D'autres trocarts , en nombre variable de 1 à 5, sont mis en place et servent au passage de fins instruments qui permettent au chirurgien et à ses aides d'assurer l'opération en contrôlant les gestes chirurgicaux sur le moniteur.
Pendant la durée de l'anesthésie, l'anesthésiste veille au bon déroulement de l'opération en collaboration avec le chirurgien, car le CO2 ne doit pas dépasser une valeur seuil pour ne pas être nocif et pour cela le monitorage de l'insufflation du gaz et la surveillance par un capnomètre du CO2 plasmatique sont effectués.

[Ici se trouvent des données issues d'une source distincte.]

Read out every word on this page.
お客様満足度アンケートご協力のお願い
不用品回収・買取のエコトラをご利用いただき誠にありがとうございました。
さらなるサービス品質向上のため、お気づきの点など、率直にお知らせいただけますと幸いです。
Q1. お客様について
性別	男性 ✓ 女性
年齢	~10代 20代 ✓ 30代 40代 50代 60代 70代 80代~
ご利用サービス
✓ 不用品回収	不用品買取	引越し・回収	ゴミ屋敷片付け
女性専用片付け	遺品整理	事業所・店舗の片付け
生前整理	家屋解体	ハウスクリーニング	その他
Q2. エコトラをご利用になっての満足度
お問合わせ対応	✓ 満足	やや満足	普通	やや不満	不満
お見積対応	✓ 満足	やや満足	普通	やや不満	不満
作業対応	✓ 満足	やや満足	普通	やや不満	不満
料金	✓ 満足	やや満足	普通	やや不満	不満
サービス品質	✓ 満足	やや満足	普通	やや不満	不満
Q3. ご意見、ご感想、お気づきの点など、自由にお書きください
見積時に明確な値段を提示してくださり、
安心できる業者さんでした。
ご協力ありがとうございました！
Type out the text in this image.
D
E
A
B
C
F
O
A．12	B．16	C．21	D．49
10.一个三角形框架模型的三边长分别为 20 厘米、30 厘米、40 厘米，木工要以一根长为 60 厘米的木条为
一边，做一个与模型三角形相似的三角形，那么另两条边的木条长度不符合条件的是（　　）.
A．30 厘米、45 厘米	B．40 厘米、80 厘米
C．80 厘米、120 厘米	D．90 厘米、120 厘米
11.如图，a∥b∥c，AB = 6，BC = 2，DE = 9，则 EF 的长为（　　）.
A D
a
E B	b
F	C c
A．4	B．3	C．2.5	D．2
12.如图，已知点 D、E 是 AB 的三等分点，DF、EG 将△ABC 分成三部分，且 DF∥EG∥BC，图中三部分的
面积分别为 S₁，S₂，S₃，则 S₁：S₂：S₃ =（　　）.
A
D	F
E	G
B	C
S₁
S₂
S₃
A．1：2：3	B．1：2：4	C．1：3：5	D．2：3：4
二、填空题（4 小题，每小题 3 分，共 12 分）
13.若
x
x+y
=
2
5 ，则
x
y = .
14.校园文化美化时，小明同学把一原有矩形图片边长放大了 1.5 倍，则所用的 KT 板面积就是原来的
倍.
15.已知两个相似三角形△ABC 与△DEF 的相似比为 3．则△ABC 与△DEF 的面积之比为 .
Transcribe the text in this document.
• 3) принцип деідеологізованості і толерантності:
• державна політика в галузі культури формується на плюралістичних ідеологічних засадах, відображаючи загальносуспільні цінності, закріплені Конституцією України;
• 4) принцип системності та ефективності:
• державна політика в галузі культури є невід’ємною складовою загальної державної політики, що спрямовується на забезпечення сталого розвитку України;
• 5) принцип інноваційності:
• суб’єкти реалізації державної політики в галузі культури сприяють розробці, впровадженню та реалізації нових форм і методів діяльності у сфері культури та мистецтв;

En pratique, la plupart des interventions abdominales peuvent être effectuées dans le domaine de la chirurgie digestive (ablation de l'appendice, de la vésicule, de la rate , du foie, du pancréas, du côlon, opérations sur les hernies inguinales et les hernies hiatales) ; la chirurgie du cancer demande des précautions d'utilisation et de prudence.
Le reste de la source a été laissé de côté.